Dear Mrs. Ditter: My wife has a child who drives her (and me) nuts. Whenever we go to her daughter's house, my wife spends the first few hours picking up, cleaning, doing dishes, washing and folding laundry and generally trying to help out. Her daughter doesn't say thanks but instead gripes about my wife's "meddling" and is generally negative about attempts to make her life easier. Is this a mother/daughter thing? My wife is at the end of her rope and doesn't know whether to just quit trying or to risk a fight by bringing up the issue--Supportive Husband
Dear Supportive Husband: Wow! Lots of potential for mother/daughter drama here.
The first thing I would point out is that the daughter is sending extremely clear messages that she DOES NOT welcome your wife's help. So how about your wife immediately stops all housekeeping activities at her daughter's house?
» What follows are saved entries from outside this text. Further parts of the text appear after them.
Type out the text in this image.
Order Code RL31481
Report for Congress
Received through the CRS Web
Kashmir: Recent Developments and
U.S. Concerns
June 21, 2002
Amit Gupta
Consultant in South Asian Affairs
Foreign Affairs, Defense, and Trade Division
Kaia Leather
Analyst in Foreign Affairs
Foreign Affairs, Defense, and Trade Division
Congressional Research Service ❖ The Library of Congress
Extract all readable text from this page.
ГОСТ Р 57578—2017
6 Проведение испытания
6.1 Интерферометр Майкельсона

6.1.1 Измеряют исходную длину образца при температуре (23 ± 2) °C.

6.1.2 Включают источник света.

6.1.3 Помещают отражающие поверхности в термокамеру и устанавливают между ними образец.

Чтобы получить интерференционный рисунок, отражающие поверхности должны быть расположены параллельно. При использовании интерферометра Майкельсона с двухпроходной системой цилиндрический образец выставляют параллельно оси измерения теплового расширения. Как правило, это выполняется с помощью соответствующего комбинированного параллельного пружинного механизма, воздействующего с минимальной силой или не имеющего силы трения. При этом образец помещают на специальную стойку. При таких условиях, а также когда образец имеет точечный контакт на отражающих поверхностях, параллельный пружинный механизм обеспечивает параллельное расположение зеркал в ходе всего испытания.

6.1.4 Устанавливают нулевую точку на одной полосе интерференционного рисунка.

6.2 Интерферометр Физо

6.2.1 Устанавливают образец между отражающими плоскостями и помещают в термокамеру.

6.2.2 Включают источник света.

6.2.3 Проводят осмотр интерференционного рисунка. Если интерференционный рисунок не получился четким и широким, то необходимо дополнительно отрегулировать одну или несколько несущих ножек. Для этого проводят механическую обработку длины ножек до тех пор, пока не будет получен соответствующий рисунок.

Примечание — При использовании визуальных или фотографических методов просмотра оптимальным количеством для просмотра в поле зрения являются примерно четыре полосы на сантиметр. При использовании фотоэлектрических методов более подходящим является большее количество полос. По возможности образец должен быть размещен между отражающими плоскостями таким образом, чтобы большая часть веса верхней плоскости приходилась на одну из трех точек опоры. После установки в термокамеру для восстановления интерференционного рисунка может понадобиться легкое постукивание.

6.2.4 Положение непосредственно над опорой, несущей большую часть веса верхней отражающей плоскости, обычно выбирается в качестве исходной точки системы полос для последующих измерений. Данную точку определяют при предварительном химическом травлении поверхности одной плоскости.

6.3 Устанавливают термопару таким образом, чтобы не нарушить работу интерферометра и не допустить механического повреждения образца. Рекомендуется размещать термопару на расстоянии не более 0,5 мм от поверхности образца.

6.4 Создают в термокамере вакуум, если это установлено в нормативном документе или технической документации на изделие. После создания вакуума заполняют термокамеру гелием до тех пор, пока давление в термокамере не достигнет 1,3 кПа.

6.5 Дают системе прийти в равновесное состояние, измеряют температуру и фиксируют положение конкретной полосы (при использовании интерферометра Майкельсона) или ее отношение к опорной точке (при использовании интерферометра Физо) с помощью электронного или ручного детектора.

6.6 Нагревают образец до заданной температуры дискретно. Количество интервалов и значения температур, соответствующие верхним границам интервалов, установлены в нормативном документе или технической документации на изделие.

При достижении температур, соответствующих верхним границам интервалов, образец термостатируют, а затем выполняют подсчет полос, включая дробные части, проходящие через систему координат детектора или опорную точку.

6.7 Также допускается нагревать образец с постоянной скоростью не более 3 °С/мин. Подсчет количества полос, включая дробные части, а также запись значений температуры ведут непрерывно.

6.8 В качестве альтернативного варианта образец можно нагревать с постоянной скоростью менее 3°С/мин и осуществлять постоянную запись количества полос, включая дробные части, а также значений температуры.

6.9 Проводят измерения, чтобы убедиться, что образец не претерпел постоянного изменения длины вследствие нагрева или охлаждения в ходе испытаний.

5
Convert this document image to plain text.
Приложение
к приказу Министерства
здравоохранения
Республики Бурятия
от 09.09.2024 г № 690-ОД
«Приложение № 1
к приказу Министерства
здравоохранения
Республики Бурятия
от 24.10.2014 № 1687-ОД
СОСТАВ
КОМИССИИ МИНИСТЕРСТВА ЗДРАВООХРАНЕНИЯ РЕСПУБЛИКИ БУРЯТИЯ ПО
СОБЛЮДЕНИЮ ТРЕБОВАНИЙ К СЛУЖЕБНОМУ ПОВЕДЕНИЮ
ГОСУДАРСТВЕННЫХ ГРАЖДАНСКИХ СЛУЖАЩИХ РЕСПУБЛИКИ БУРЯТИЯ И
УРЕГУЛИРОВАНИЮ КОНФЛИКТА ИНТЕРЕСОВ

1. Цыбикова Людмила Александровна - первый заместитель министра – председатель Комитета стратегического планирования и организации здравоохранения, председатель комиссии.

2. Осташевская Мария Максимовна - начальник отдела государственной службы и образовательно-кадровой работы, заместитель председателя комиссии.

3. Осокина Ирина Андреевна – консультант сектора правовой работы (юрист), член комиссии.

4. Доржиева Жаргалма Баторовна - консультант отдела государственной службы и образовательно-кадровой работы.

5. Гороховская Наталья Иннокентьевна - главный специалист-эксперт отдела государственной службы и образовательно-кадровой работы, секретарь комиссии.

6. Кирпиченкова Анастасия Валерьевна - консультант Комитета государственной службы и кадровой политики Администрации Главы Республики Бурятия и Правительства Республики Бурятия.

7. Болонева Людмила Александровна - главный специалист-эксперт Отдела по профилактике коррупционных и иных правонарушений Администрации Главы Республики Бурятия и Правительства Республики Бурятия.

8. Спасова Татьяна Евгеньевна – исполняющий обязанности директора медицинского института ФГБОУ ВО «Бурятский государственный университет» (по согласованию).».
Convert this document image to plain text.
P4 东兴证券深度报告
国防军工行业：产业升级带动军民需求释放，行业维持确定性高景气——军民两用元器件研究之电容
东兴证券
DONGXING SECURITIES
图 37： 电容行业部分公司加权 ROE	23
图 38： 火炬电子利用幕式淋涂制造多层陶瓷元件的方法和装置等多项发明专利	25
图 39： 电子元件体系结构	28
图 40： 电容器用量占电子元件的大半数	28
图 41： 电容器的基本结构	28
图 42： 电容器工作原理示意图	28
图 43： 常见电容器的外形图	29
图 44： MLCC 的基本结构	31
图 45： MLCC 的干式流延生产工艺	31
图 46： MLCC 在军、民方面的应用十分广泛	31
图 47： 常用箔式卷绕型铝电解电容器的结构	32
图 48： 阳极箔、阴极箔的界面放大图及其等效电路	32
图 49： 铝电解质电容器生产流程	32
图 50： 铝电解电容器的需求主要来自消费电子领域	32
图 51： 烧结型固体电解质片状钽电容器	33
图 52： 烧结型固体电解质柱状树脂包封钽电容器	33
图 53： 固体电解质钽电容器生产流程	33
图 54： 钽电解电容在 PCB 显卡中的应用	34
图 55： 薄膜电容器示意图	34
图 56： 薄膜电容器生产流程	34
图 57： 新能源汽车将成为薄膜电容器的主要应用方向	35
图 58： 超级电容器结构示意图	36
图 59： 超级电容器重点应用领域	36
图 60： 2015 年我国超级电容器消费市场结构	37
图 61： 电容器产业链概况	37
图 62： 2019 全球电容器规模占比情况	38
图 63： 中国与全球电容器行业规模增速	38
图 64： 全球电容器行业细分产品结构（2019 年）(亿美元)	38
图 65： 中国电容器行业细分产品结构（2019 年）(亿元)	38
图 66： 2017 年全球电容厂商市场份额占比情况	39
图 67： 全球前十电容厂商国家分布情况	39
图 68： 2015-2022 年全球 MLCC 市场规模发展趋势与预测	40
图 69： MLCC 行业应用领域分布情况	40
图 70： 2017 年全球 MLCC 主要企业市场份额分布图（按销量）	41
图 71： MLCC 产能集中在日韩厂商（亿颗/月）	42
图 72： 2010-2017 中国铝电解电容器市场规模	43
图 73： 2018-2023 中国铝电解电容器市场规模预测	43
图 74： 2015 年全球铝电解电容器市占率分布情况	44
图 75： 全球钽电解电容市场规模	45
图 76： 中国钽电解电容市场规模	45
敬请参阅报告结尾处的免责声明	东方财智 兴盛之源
This would respect her daughters' unspoken (yet very strongly stated) desire about how she wants your wife to behave while in her house. Key words here: HER house.
Second: Yeah, I know, some women would be thrilled to have this sort of assistance from their moms. Others, and apparently your wife's daughter is one of them, view this as intrusive behavior. She may perceive the "help" as a negative comment on her ability to do laundry, clean the house, be a responsible adult, blah blah blah. Your wife's intention is not the point here; the point is how her daughter interprets it.
Third: You don't specify that the daughter has kids, but I'm assuming she does. If grandkids exist, would you and your wife consider taking them out to a movie, or to a playground, or even around the block several times on their bikes or in their strollers? When my kids were young, I was incredibly grateful when relatives took the kids on an outing, even a short one. Time alone is precious, and it may be that this is the best way to help.
Fourth: Just how long are these visits? If your wife spends the "first few hours" of each visit picking up, cleaning, etc., then maybe you're staying too long if you live in the same town. Try cutting down the length of the visits.
Finally, as to whether or not your wife should talk with her daughter about it, well...do they usually talk about things openly? Based on your reporting of the situation, that seems unlikely.
If your wife wants to talk about it, she could approach it this way: "Honey, is there anything we can do? We'd be happy to take Little X and Baby Y out for a walk, or I can fold that basket of laundry. I don't want to intrude, but I do want to help. Let me know what you'd like from us."
And then if the daughter says, "What I'd like from you is for you to sit down and relax/realize I don't keep house the same way you did/take my children out for the afternoon," bingo. You have the start of a real conversation.
Thanks for asking, and I hope this helps.